I just read that Unilever has been running a TV ad on a British Web site for its Lynx cologne that shows women in “sexually suggestive poses, juxtaposed against brief scenes involving a worm, a frog and an old man in bed.” Apparently the ad is intended to be so weird yet so “arousing” that you hit rewind thinking “what the heck was that I just saw?”

The software used to show the ad is from EyeWonder. The company’s CEO said in a Washington Post story: “The Internet allows you to communicate more precisely to a demographic you want to reach without having to worry about Susie, who is six-years old, seeing it. You can appeal to John, who is 22…with more creative licence.”

First of all, it is one thing to sell software but quite another to hype its value as unlocking creative licence when all that is really at play is a lewd pitch that gets by because the Internet is not censored.

Second, the notion that the Net lets you “communicate more precisely to a demographic you want to reach” is ludicrous. It is this Alice-in-Wonderland logic that marketers hand out to justify pushing the boundaries of what is acceptable in a public forum.
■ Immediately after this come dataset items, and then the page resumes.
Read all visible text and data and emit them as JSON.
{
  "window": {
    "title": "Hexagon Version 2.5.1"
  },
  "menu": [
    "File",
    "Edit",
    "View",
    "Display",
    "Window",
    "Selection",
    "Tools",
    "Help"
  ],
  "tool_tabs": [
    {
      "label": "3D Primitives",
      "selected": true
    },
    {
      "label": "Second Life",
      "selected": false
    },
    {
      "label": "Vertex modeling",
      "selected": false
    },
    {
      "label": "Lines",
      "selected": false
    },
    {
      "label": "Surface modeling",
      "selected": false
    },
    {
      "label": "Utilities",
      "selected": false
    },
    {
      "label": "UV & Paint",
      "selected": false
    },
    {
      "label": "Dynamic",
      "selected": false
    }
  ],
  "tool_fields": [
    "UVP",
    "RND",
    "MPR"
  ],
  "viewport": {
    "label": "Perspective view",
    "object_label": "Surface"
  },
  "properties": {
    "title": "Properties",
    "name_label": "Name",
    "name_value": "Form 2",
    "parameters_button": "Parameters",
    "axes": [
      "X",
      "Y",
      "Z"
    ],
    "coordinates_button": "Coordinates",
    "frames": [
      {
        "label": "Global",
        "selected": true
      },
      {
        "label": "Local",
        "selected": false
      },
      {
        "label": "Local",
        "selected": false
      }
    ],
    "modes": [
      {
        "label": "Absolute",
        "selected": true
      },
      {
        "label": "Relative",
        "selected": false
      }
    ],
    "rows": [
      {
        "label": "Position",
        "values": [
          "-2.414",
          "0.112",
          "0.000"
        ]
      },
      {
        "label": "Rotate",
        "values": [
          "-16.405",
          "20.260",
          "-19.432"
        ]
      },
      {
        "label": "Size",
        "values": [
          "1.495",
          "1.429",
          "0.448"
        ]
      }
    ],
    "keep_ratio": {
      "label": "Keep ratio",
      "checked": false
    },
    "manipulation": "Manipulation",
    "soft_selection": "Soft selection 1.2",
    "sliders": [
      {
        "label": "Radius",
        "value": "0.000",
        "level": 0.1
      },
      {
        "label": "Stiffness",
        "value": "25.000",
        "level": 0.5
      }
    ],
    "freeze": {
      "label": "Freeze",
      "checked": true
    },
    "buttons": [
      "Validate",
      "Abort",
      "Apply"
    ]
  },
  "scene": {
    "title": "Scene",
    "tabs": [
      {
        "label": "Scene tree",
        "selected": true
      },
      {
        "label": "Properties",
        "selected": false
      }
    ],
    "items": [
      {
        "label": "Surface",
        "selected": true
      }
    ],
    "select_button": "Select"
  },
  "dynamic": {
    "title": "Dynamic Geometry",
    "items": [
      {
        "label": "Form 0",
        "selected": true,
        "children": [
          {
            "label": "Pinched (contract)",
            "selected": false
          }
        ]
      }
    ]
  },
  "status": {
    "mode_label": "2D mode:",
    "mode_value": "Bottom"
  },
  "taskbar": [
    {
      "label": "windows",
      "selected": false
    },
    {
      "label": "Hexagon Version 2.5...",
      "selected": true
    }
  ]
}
The way companies justify their behaviour can be intriguing. For example, I recently had an exchange with a newsletter distributor who had sent me a publication on the say-so of a client who provided a list that the client claimed was opt in.

Of course, the list was no such thing, and when I suggested to the newsletter company that it should be using double opt in subscriptions rather than just trusting clients, the CEO responded: “Confirmed opt in [also known as double opt in] is certainly an ideal method of building a list. However, the marketplace is pushing in the opposite direction.”

Let me translate: “We know what we should do, but we’ll drop our standards if we can see the money.”

I realize that revenues are dropping so the client’s needs must be met to retain their business. But following such an acquiescence comes further acquiescences until you have no principles left.

What I’m trying to highlight is a mounting tendency to abandon all standards that might be considered mature in favour of business expediency.

From one viewpoint this might be perceived as an evolution. As the Net becomes less geek-oriented and more commercially driven, the need to find and establish the new frontiers of sales and marketing in what is an unstructured, unregulated universe becomes the primary driving force.

In many respects this exploration of the limits of what can be done online and, as a consequence, what is acceptable, is exactly what U.S. cable channels have done with extreme programming.

But the Net is very different from cable television in that the cost of experimenting and the cost of an experiment failing are trivial in comparison with creating and airing a TV show.

More importantly, even slightly successful online experiments (as in the public voting with its dollars and clicks) become part of what is considered acceptable. And if your company operates in these nether regions of online marketing and selling, the consequences will affect you.

For example, do you want to be in charge of making spam campaigns happen? Do you want to enable dubious business practices and ethically questionable operations? These are important questions because you make these activities possible and they will, because of your support, compromise your ethical and moral position.

You need to decide: If indeed “anything goes,” will you go first?